An engaging and hands-on exploration of how to take your firm to new levels of dynamism and growth, Our Planet Powered by AI will earn a place in the libraries of managers, executives, directors, and other business and technology leaders seeking to distinguish their companies in a new age of astonishing technological advancement and fierce competition.”

AI and Big Data: Disruptive Regulation

Book by Mark Findlay, Josephine Seah, and Willow Wong: “This provocative and timely book identifies and disrupts the conventional regulation and governance discourses concerning AI and big data. It suggests that, instead of being used as tools for exclusionist commercial markets, AI and big data can be employed in governing digital transformation for social good.

Analyzing the ways in which global technology companies have colonized data access, the book reveals how trust, ethics, and digital self-determination can be reconsidered and engaged to promote the interests of marginalized stakeholders in data arrangement. Chapters examine the regulation of labor engagement in digital economies, the landscape of AI ethics, and a multitude of questions regarding participation, costs, and sustainability. Presenting several informative case studies, the book challenges some of the accepted qualifiers of frontier tech and data use and proposes innovative ways of actioning the more conventional regulatory components of big data.

Scholars and students in information and media law, regulation and governance, and law and politics will find this book to be critical reading. It will also be of interest to policymakers and the AI and data science community.”

The Age of Prediction: Algorithms, AI, and the Shifting Shadows of Risk

Book by Igor Tulchinsky and Christopher E. Mason: “… about two powerful, and symbiotic, trends: the rapid development and use of artificial intelligence and big data to enhance prediction, as well as the often paradoxical effects of these better predictions on our understanding of risk and the ways we live.
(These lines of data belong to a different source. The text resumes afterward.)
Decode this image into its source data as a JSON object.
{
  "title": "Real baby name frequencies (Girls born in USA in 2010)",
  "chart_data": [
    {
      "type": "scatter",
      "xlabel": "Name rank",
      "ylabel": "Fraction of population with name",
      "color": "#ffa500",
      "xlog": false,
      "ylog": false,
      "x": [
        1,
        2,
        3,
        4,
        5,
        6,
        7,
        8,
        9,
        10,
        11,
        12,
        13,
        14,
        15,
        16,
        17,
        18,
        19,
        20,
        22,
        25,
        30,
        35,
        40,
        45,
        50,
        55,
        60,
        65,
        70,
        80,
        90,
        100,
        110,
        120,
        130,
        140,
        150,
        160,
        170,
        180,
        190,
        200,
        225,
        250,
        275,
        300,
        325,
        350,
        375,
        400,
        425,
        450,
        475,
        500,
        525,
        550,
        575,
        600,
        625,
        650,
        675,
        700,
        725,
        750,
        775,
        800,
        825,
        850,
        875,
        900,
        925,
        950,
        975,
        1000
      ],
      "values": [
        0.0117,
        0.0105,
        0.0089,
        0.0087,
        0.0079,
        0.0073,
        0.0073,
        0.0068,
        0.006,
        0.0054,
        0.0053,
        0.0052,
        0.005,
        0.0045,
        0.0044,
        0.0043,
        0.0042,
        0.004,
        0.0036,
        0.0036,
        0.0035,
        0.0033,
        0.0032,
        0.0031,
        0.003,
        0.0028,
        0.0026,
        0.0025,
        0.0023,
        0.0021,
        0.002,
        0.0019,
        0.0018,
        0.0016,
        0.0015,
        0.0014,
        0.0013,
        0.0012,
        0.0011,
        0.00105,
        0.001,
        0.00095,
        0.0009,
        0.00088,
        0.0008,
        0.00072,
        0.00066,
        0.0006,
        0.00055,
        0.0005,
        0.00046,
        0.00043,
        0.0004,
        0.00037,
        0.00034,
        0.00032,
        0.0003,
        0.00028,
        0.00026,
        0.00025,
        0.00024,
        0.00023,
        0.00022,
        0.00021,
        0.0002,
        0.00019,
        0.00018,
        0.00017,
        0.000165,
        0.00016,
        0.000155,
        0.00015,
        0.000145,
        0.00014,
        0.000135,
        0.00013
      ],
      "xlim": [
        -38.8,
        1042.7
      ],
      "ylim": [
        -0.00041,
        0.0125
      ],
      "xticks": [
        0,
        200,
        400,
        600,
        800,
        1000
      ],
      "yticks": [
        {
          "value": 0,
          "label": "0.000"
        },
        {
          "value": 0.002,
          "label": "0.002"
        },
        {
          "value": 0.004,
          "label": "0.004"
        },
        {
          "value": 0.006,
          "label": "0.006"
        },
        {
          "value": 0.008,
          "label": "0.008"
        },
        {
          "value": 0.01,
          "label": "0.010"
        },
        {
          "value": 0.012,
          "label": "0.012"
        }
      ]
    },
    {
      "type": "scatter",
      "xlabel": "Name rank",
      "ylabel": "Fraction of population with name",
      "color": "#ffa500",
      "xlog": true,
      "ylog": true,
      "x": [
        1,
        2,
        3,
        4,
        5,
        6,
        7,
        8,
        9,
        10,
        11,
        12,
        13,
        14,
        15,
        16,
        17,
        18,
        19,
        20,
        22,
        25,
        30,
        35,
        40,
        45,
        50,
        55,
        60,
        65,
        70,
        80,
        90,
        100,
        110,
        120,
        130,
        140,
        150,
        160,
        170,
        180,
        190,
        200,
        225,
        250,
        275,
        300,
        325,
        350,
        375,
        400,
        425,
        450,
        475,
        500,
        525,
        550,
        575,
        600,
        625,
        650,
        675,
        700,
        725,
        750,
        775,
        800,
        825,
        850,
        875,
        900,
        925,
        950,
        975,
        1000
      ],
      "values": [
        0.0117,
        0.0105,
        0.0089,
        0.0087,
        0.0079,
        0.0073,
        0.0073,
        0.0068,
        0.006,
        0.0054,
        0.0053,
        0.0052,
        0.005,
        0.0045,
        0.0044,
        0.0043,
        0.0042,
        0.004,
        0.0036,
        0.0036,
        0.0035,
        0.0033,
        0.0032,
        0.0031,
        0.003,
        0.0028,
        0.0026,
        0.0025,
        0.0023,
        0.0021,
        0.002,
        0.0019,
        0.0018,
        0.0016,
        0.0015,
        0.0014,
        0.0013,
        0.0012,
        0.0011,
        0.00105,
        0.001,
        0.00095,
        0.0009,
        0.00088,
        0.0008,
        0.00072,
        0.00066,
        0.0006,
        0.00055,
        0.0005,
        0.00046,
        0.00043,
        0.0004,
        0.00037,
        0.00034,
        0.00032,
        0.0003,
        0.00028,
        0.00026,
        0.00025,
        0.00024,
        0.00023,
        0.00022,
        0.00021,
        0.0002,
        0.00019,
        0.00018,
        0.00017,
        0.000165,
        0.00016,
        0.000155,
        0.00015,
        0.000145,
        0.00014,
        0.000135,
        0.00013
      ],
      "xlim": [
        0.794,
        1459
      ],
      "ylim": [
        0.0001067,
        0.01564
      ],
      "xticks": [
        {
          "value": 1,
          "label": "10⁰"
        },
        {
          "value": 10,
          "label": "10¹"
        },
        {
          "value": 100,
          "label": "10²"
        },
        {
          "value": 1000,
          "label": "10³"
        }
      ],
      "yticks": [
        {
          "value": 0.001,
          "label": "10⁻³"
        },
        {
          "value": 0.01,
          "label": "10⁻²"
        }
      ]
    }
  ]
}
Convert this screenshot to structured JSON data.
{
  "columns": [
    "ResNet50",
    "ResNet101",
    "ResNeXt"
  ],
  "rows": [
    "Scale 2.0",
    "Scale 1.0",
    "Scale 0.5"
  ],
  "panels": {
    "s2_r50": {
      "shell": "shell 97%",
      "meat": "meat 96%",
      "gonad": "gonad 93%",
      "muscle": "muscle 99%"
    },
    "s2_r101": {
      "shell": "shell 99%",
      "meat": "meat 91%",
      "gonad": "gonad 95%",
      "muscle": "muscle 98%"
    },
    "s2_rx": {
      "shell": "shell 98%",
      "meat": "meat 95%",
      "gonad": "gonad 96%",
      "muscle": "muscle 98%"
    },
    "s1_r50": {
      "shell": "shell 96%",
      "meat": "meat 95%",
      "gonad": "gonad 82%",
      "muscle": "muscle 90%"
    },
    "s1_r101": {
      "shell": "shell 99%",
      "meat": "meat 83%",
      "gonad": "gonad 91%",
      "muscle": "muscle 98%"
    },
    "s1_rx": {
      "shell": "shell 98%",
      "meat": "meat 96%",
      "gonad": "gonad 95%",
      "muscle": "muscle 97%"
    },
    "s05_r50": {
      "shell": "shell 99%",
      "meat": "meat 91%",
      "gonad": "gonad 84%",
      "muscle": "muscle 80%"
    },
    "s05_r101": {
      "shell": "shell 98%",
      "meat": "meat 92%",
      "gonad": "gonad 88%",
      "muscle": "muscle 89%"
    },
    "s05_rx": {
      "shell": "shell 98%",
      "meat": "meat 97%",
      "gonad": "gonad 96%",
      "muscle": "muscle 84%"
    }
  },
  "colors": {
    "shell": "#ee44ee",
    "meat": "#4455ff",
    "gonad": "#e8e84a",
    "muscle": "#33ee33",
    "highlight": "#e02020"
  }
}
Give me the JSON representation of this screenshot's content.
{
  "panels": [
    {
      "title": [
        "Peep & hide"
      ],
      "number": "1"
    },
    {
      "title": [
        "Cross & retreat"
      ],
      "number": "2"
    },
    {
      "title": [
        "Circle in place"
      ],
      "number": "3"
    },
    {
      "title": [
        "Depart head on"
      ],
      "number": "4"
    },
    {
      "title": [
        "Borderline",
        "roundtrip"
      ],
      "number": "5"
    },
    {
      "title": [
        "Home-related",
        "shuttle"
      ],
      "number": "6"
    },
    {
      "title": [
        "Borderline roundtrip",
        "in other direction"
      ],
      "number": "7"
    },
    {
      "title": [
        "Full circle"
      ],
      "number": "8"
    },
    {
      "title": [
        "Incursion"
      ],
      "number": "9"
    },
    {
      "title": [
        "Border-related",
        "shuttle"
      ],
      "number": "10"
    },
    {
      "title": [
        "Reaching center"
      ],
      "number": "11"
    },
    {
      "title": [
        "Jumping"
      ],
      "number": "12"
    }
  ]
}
Beginning with dramatic advances in quantitative investing and precision medicine, this book explores how predictive technology is quietly reshaping our world in fundamental ways, from crime fighting and warfare to monitoring individual health and elections.

As prediction grows more robust, it also alters the nature of the accompanying risk, setting up unintended and unexpected consequences. The Age of Prediction details how predictive certainties can bring about complacency or even an increase in risks — genomic analysis might lead to unhealthier lifestyles or a GPS might encourage less attentive driving. With greater predictability also comes a degree of mystery, and the authors ask how narrower risks might affect markets, insurance, or risk tolerance generally. Can we ever reduce risk to zero? Should we even try? This book lays an intriguing groundwork for answering these fundamental questions and maps out the latest tools and technologies that power these projections into the future, sometimes using novel, cross-disciplinary tools to map out cancer growth, people’s medical risks, and stock dynamics.”